Monday, November 22, 2010

Paris 2: Hello we're here let us in

The Christmas lights on the Champs Elysees.

After an uneventful but food-filled flight (oh, the joys of business class! If I were richer than God, I would pay for it, but for now, I am in that big seat only when the frequent flier miles permit), we arrived in Paris. SH and I walked really fast to get to the head of the passport line because we had places to go, food to eat.

We got there. Third or fourth in line.

And waited.

And waited.

SH and I ate lunch at a Vietnamese restaurant. A big bowl of pho, which was perfect for the cold, wet weather. It is a damp cold in Paris. I had forgotten. I planned to be fashionable but now all I care about is being warm, which means wearing evrything I brought all at once.

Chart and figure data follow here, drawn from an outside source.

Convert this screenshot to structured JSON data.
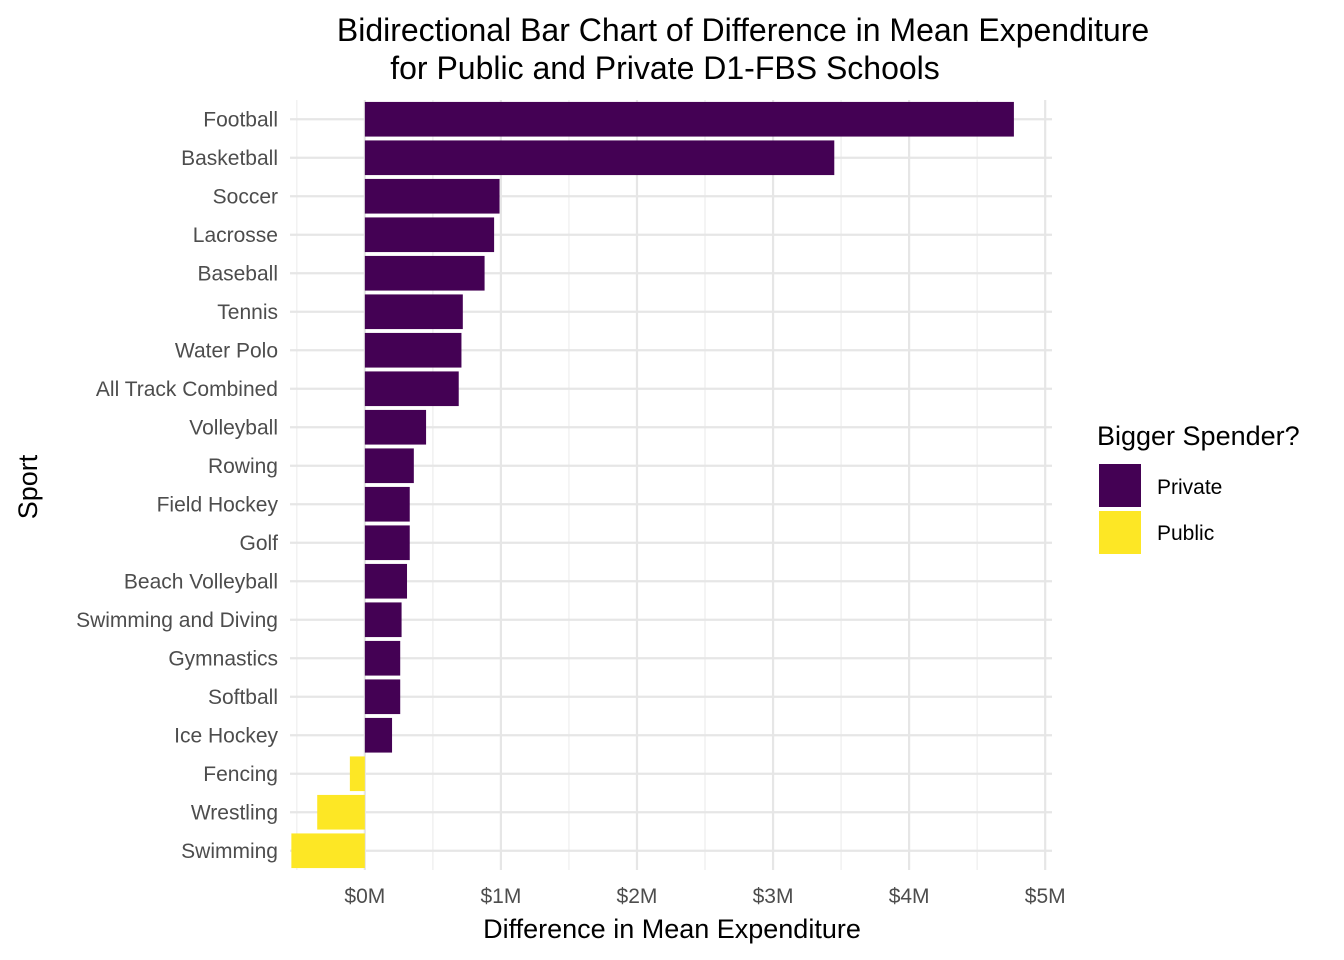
{
  "chart_data": {
    "type": "bar",
    "orientation": "horizontal",
    "title": "Bidirectional Bar Chart of Difference in Mean Expenditure",
    "subtitle": "for Public and Private D1-FBS Schools",
    "xlabel": "Difference in Mean Expenditure",
    "ylabel": "Sport",
    "xlim": [
      -0.55,
      5.05
    ],
    "x_ticks": [
      0,
      1,
      2,
      3,
      4,
      5
    ],
    "x_tick_labels": [
      "$0M",
      "$1M",
      "$2M",
      "$3M",
      "$4M",
      "$5M"
    ],
    "categories": [
      "Football",
      "Basketball",
      "Soccer",
      "Lacrosse",
      "Baseball",
      "Tennis",
      "Water Polo",
      "All Track Combined",
      "Volleyball",
      "Rowing",
      "Field Hockey",
      "Golf",
      "Beach Volleyball",
      "Swimming and Diving",
      "Gymnastics",
      "Softball",
      "Ice Hockey",
      "Fencing",
      "Wrestling",
      "Swimming"
    ],
    "values": [
      4.77,
      3.45,
      0.99,
      0.95,
      0.88,
      0.72,
      0.71,
      0.69,
      0.45,
      0.36,
      0.33,
      0.33,
      0.31,
      0.27,
      0.26,
      0.26,
      0.2,
      -0.11,
      -0.35,
      -0.54
    ],
    "groups": [
      "Private",
      "Private",
      "Private",
      "Private",
      "Private",
      "Private",
      "Private",
      "Private",
      "Private",
      "Private",
      "Private",
      "Private",
      "Private",
      "Private",
      "Private",
      "Private",
      "Private",
      "Public",
      "Public",
      "Public"
    ],
    "grid": true,
    "legend": {
      "title": "Bigger Spender?",
      "position": "right",
      "items": [
        {
          "label": "Private",
          "color": "#440154"
        },
        {
          "label": "Public",
          "color": "#FDE725"
        }
      ]
    }
  }
}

In the meantime, the border agents, in the dark-blue uniforms, pants stuffed into black Doc Martens, the word "Police" plastered across their backs in reflective white, sat in the booths looking at their fingernails, playing games on their smart phones, and glancing up meaningfully at the "Ferme" sign any time one of us natives got restless.

Occasionally, more police would arrive and sit in empty seats, raising hopes in the heart of every person waiting to get into the darn country.

Then they would leave again, dashing the hopes of everyone in line.

After 15 minutes, a woman of a certain age in a miniskirt, black tights, a big orange scarf and high-heeled ankle boots walked out of the back. "You all know what is happening here, yes?" she asked.

"No," I, speaking for the crowd, said. "I do not understand." The subtext was I do not understand why there are threes of agents sitting at their posts, staring above our heads with a "I do not see you!" look while we, who have just crossed an ocean to visit, are left waiting on the doorstep, cooling our heels. Is the hostess still bathing? Did we arrive too early? Why are we being punished thusly?

"There is a security alert!" she said. "An unattended luggage situation! We are following the procedures!"

"Are they going to blow up the suitcase?" I asked.

"No! No bomb! No bomb!" she chirped as she went back to her comfortable place where there were chairs and food and toilets.*

Mais pas ouvert!

We, in the meantime, waited.

I was on a trip to Paris years ago. Before the Gomez disaster, I think. There was an unattended baggage situation in the airport with a suitcase that was 50 feet from me. The police very politely and quickly evacuated everyone from right around the suitcase. The storefronts all closed. We heard a boom. Ten minutes later, we were carrying on as usual.

It does not take long to blow up a suitcase. It does not take 45 minutes, which was how long we waited.

It is my belief and should be the belief of all right-thinking people that if you have been warned not to leave your luggage unattended and that if you leave your luggage unattended, it will be exploded, that when there is unattended luggage, it should be blown up immediately so as not to inconvenience the rest of us. Walk away from the bag at your peril, mister, should be the message that everyone gets.

* SH does not understand why the toilets here do not have seats. "Am I supposed to sit right on the toilet?" he exclaimed in horror.


LPC said...

Oh I wish I were there! Business class is da bomb.

Jen on the Edge said...

I must confess that I had never heard of French toilets not having seats, so now I'm puzzled as to how things work.

Class factotum said...

LPC, once you've gone business class, you never want to return to steerage.

Jen, they were common in Chile. I have wondered if they manufacture and sell seat-less toilets or if the seats are removed and sold on the toilet seat market.

You sit on the rim, which is not comfortable.